28.1 In order to bring into operation Section 28, particularly explanation to Section 28, two conditions ought to be brought on record by the prosecution; (i) that it is the present accused who had intended to cause the deception and (ii) resemblance of forge with original is such that person might be deceived thereby. Apart from the fact that material on record in the present case in respect of these two aspects are of not acceptable nature to believe the case of prosecution, as to the second condition, it can be said that shifting of burden to prove innocence as contemplated in explanation to Section 28, may not come into play in the present case as it is not in dispute that all the currency notes found and seized in the present case are genuine and original notes - though in pieces. Requirement of burden to prove innocence introduced in Section 28 as a counter to the requirement of mens rea. In many cases, offence may be held to be not proved because of absence of mens rea, it can be said that requirement of burden to prove innocence may not come into ply in given case if essential facts to activate the said requirement is absent. This facet of the case of prosecution is doubtful on this ground. However, this facet of Section 28 was not debated at the time of hearing. Therefore, I desist from recording the finding on this.

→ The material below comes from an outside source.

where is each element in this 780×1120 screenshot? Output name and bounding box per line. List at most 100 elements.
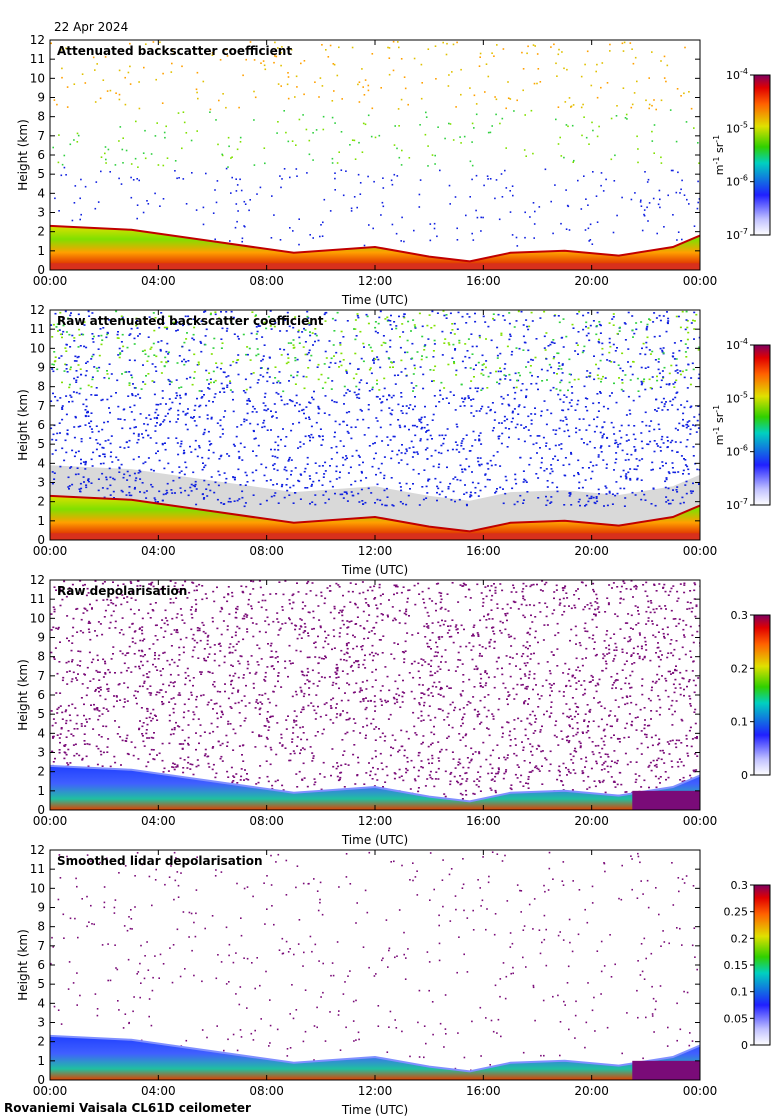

Page 21 of 22R/CR.A/242/1985 JUDGMENT
29. The case of prosecution fails as evidence of complainant and PW-2 is not reliable and their evidence does not inspire any confidence. Evidence of recovery at the instance of accused is not admissible and such recovery is also vitiated. The case of prosecution has no merit or substance.
30. In the result, the appeal is allowed. The judgment and order, dated 13.3.1985, passed by the learned Additional Sessions Judge, Court No.12, Ahmedabad in Sessions Case No.78 of 1984 is hereby quashed and set aside qua appellant - Johrabibi d/o Nishal Sayed (A1) and she is acquitted of the offences for which she was convicted by the trial court. Bail bond shall stands discharged.
R & P as well as Muddamal be sent back to the trial court concerned. Muddamal be disposed of in accordance with law."